Once the bacteria are inhaled they are engulfed by macrophages (white blood cells) that are present in the alveoli (the air sacs of the lungs). The bacteria replicate within the macrophages for 2 to 3 weeks before spreading throughout the body. In 95% of cases the macrophages throughout the body are able to contain the bacteria and no apparent disease is noted. However, the bacteria are not completely killed and can remain dormant for years.
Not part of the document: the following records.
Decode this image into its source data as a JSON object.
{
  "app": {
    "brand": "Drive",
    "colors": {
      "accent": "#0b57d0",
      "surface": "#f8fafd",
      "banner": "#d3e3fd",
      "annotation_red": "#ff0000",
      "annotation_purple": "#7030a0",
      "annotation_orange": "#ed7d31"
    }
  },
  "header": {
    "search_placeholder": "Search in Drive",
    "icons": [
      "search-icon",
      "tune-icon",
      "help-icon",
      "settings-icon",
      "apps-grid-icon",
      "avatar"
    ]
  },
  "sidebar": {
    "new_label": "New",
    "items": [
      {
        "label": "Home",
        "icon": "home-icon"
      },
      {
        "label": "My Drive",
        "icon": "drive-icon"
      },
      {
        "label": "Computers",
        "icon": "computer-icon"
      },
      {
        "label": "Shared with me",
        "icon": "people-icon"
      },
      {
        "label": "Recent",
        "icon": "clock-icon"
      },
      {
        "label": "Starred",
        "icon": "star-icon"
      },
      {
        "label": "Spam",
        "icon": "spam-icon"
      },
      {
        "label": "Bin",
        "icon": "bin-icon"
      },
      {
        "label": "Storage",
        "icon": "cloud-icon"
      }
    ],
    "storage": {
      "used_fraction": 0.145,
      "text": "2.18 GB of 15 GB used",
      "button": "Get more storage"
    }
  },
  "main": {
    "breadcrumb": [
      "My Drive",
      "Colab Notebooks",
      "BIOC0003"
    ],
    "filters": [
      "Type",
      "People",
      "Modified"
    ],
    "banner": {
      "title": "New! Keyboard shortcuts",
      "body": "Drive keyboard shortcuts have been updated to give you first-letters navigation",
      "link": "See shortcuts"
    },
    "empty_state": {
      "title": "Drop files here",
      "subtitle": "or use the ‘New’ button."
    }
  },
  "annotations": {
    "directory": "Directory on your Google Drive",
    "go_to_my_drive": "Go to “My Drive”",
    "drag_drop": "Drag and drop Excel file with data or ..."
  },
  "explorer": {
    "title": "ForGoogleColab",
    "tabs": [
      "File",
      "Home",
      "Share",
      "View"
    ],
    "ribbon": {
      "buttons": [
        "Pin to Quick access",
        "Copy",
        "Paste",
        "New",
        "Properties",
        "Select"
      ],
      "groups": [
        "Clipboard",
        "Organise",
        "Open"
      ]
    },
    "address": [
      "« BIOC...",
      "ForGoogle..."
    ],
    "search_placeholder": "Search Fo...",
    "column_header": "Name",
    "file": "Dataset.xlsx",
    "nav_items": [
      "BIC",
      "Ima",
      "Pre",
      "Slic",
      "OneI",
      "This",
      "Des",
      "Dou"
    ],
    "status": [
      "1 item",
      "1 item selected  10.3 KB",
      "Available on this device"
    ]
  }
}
Granulomas prevent spread of infection by confining bacteria within a compact collection of several types of immune cells and activated macrophages, some of which fuse together. These cells work in various but specific ways to isolate, inhibit the replication of, and destroy the bacteria. At the center of this aggregate, toxic substances released by some of the immune cells create an unfavorable environment for the bacteria and most of them die. The center has a soft, dry, crumbly cheese-like appearance and the granuloma is described as caseated (ka'-see-a'-ted; from the Latin word for cheese, caseus). Granulomas then become dormant and are sealed off by scar tissue. If any bacilli survive, they may reactivate years later.

What triggers reactivation is not well understood. Five years or more after infection, the bacteria activate some immune cells to release a substance that renders host tissue cells sensitive to killing. Other immune cells are activated to release substances that liquefy the bacteria-containing center of the granuloma. When the granuloma and surrounding tissue erode, the liquefied material is discharged into an airway and a cavity (enlarged air space) forms in the lung. Oxygen and carbon dioxide then freely enter the space, and bacilli replicate in enormous numbers, thriving in this now highly favorable environment. Bacilli spread through air passages from cavities to other parts of the lung and larynx. Swallowed sputum may cause lesions in the alimentary tract.